Background/Aims: Transforming growth factor-alpha has 30% amino acid homology to epidermal growth factor and binds with the same membrane-bound receptor, epidermal growth factor receptor. The purpose of this study was to investigate the expression of transforming growth factor-alpha and epidermal growth factor receptor in human hepatic cirrhosis tissues. Methodology: Expression of transforming growth factor-alpha and epidermal growth factor receptor was evaluated by immunohistochemistry stain in sixty-three hepatic cirrhosis specimens and five normal liver specimens. Results: The transforming growth factor-alpha and epidermal growth factor receptor expression rates were 84.1% (53/63) and 52.4% (33/63), respectively. These positive granules were brown and most common in cytoplasm or cell membrane of hepatocytes. There was prominently positive correlation between transforming growth factor-alpha and epidermal growth factor receptor (P<0.05, gamma=0.32). In five normal liver tissues, transforming growth factor-alpha and epidermal growth factor receptor were not detectable in hepatocytes and bile ducts.

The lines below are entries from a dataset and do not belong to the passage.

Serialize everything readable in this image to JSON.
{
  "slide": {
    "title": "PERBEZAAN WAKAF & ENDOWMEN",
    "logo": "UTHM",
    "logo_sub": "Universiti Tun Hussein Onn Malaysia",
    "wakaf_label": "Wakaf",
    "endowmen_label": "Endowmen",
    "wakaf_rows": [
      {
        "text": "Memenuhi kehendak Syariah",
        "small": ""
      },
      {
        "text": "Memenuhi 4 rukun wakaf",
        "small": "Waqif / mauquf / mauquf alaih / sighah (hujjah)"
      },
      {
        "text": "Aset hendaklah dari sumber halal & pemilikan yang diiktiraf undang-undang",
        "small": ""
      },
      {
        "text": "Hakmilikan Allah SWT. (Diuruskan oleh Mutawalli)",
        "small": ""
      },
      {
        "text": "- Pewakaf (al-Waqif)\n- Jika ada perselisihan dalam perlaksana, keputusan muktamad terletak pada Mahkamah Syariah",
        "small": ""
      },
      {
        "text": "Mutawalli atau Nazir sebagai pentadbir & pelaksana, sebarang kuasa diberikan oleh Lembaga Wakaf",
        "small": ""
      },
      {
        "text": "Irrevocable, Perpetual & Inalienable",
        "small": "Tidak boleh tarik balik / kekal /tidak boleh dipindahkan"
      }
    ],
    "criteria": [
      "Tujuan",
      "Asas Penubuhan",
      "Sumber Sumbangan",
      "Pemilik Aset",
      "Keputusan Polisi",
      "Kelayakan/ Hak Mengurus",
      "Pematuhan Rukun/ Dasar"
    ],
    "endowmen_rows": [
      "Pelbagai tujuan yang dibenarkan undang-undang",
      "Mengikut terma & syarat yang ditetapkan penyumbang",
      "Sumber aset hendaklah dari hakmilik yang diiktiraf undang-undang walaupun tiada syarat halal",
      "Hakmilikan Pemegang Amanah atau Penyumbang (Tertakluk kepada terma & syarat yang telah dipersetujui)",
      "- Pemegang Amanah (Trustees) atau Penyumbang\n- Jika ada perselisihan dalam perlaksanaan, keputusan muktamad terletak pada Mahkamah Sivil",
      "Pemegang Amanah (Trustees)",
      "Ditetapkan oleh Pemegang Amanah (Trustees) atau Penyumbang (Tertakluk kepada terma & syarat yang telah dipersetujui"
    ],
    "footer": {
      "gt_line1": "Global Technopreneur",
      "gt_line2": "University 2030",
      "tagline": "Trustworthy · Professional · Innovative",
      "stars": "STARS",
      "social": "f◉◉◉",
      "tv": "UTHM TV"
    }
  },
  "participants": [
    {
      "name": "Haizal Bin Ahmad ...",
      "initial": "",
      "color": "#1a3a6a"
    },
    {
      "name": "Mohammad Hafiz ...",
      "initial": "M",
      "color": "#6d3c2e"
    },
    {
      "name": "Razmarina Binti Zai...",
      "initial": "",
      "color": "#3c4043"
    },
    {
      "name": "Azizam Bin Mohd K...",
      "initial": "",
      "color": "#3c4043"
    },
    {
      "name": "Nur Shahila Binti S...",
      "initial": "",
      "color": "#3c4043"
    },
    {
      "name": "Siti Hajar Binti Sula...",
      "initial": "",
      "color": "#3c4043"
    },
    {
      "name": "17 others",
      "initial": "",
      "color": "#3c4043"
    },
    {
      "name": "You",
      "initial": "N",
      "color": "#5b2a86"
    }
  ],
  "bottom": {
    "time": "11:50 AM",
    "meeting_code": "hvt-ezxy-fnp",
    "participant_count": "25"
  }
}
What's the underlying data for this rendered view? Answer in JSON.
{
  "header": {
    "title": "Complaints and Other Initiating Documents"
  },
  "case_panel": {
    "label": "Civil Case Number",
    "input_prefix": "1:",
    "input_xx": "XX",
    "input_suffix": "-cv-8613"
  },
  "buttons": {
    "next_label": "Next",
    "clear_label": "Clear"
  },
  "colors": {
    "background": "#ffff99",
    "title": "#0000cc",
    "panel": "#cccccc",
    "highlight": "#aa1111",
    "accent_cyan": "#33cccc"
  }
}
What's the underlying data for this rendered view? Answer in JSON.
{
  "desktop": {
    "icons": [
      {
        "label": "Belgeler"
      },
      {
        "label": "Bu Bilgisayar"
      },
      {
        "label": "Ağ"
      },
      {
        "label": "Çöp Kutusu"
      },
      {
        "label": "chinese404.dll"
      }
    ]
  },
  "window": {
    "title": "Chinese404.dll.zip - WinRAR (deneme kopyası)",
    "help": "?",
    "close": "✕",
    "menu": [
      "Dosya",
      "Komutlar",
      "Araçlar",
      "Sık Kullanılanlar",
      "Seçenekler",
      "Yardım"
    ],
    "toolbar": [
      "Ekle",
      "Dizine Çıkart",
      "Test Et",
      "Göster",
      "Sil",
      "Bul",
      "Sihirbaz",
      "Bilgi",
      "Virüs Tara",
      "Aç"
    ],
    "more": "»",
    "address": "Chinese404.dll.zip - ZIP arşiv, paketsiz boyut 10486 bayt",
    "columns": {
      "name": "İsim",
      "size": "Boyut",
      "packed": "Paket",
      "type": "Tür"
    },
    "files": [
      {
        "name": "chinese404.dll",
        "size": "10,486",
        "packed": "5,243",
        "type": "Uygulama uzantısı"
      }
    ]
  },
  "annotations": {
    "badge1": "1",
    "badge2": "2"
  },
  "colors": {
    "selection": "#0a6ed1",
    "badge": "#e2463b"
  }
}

Conclusions: Hepatic cirrhosis might be under the autocrine regulation of transforming growth factor-alpha and its receptor, epidermal growth factor receptor. Increasing expression of transforming growth factor-alpha and epidermal growth factor receptor might be one of the important events in hepatic cirrhosis pathogenesis. Furthermore, transforming growth factor-alpha might play a role in morphogenesis and regeneration of intrahepatic bile ducts.